Il Messaggero Umbria 26 marzo 2026

GUBBIO Cani ustionati alle zampe, visibilmente doloranti e duramente provati dai segni lasciati con altissima probabilità dall’acido presente sul pavimento del canile-gattile comprensoriale di Ferratelle. Questo è il forte sospetto su una vicenda dai contorni tutti da chiarire, accaduta qualche giorno fa e che sta allarmando le istituzioni e le associazioni animaliste decise a vederci chiaro tra le pressioni generali per andare fino in fondo. Sono da accertare le responsabilità, attraverso un’attività d’indagine che non esclude testimonianze e verifiche in ordine sparso. Fatto sta i poveri animali si sarebbero trovati a transitare sul pavimento che risultava inumidito da qualcosa di nocivo che è stato lasciato sopra e ha finito con il lesionare le zampe di qualche cane mentre si spostava all’interno della struttura. Nella vicenda ci sono, al momento, molti lati oscuri che stanno portando quanti ruotano attorno al canile-gattile del comprensorio Alto Chiascio a ritenere utile la posa di telecamere per un adeguato servizio di videosorveglianza che possa mettere al riparo da qualunque episodio dannoso per il benessere e l’accoglienza degli animali, verificando qualunque movimento nella struttura pubblica e nell’area circostante nella frazione di Ferratelle. Sul posto, nel segnalare l’accaduto, è stato chiamato anche il sindaco Vittorio Fiorucci, con il coinvolgimento dei vigili urbani che hanno redatto un verbale per provare a ricostruire la situazione.

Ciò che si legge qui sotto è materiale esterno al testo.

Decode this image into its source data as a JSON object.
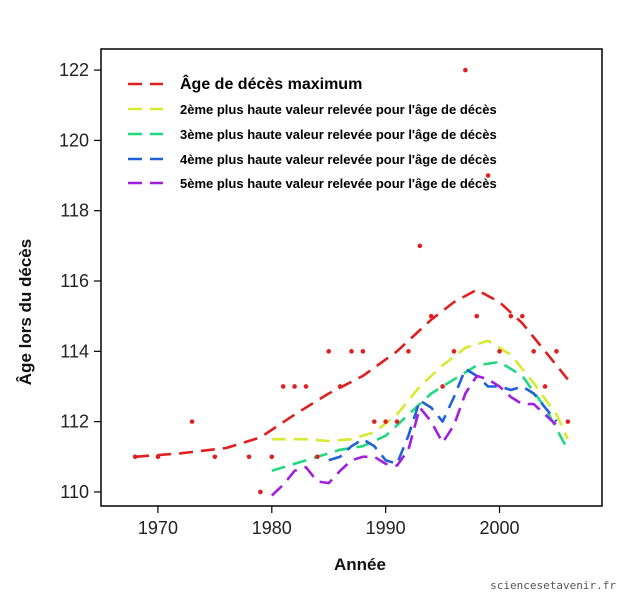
{
  "chart_data": {
    "type": "scatter",
    "xlabel": "Année",
    "ylabel": "Âge lors du décès",
    "xlim": [
      1965,
      2009
    ],
    "ylim": [
      109.6,
      122.6
    ],
    "xticks": [
      1970,
      1980,
      1990,
      2000
    ],
    "yticks": [
      110,
      112,
      114,
      116,
      118,
      120,
      122
    ],
    "grid": false,
    "legend_position": "top-left",
    "points": {
      "color": "#e02020",
      "x": [
        1968,
        1970,
        1973,
        1975,
        1978,
        1979,
        1980,
        1981,
        1982,
        1983,
        1984,
        1985,
        1986,
        1987,
        1988,
        1989,
        1990,
        1991,
        1992,
        1993,
        1994,
        1995,
        1996,
        1997,
        1998,
        1999,
        2000,
        2001,
        2002,
        2003,
        2004,
        2005,
        2006
      ],
      "y": [
        111,
        111,
        112,
        111,
        111,
        110,
        111,
        113,
        113,
        113,
        111,
        114,
        113,
        114,
        114,
        112,
        112,
        112,
        114,
        117,
        115,
        113,
        114,
        122,
        115,
        119,
        114,
        115,
        115,
        114,
        113,
        114,
        112
      ]
    },
    "series": [
      {
        "name": "Âge de décès maximum",
        "color": "#e02020",
        "x": [
          1968,
          1972,
          1976,
          1979,
          1982,
          1985,
          1988,
          1991,
          1994,
          1996,
          1998,
          2000,
          2002,
          2004,
          2006
        ],
        "y": [
          111.0,
          111.1,
          111.25,
          111.55,
          112.2,
          112.8,
          113.3,
          114.0,
          114.9,
          115.4,
          115.75,
          115.4,
          114.8,
          114.0,
          113.2
        ]
      },
      {
        "name": "2ème plus haute valeur relevée pour l'âge de décès",
        "color": "#d6ea30",
        "x": [
          1980,
          1983,
          1985,
          1987,
          1989,
          1991,
          1993,
          1995,
          1997,
          1999,
          2001,
          2003,
          2005,
          2006
        ],
        "y": [
          111.5,
          111.5,
          111.45,
          111.5,
          111.7,
          112.2,
          113.0,
          113.6,
          114.1,
          114.3,
          113.9,
          113.1,
          112.2,
          111.5
        ]
      },
      {
        "name": "3ème plus haute valeur relevée pour l'âge de décès",
        "color": "#20d880",
        "x": [
          1980,
          1982,
          1984,
          1986,
          1988,
          1990,
          1992,
          1994,
          1996,
          1998,
          2000,
          2002,
          2004,
          2006
        ],
        "y": [
          110.6,
          110.8,
          111.0,
          111.2,
          111.3,
          111.6,
          112.2,
          112.8,
          113.2,
          113.6,
          113.7,
          113.3,
          112.4,
          111.2
        ]
      },
      {
        "name": "4ème plus haute valeur relevée pour l'âge de décès",
        "color": "#2060d8",
        "x": [
          1985,
          1986,
          1987,
          1988,
          1989,
          1990,
          1991,
          1992,
          1993,
          1994,
          1995,
          1996,
          1997,
          1998,
          1999,
          2000,
          2001,
          2002,
          2003,
          2004,
          2005
        ],
        "y": [
          110.9,
          111.0,
          111.3,
          111.5,
          111.3,
          110.9,
          110.8,
          111.6,
          112.6,
          112.4,
          112.0,
          112.7,
          113.5,
          113.3,
          113.0,
          113.0,
          112.9,
          113.0,
          112.8,
          112.4,
          112.0
        ]
      },
      {
        "name": "5ème plus haute valeur relevée pour l'âge de décès",
        "color": "#a020e0",
        "x": [
          1980,
          1981,
          1982,
          1983,
          1984,
          1985,
          1986,
          1987,
          1988,
          1989,
          1990,
          1991,
          1992,
          1993,
          1994,
          1995,
          1996,
          1997,
          1998,
          1999,
          2000,
          2001,
          2002,
          2003,
          2004,
          2005
        ],
        "y": [
          109.9,
          110.2,
          110.6,
          110.7,
          110.3,
          110.25,
          110.6,
          110.9,
          111.0,
          111.0,
          110.8,
          110.75,
          111.2,
          112.4,
          112.0,
          111.4,
          111.9,
          112.8,
          113.3,
          113.2,
          113.0,
          112.7,
          112.5,
          112.5,
          112.2,
          111.9
        ]
      }
    ]
  },
  "credit": "sciencesetavenir.fr"
}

Sono state messe al corrente le associazioni di volontariato che ruotano attorno al canile-gattile e proprio da una volontaria è partita la segnalazione che ha portato a richiedere subito l’intervento di un medico veterinario e quindi a livelli istituzionale. Si sono mobilitate, con sollecitazioni per migliorare le condizioni di cani e gatti, i volontari dell’Enpa (Ente nazionale protezione animali), Gubbio Soccorso Animali Ambiente, Animal Mind e gli Amici di Cesare.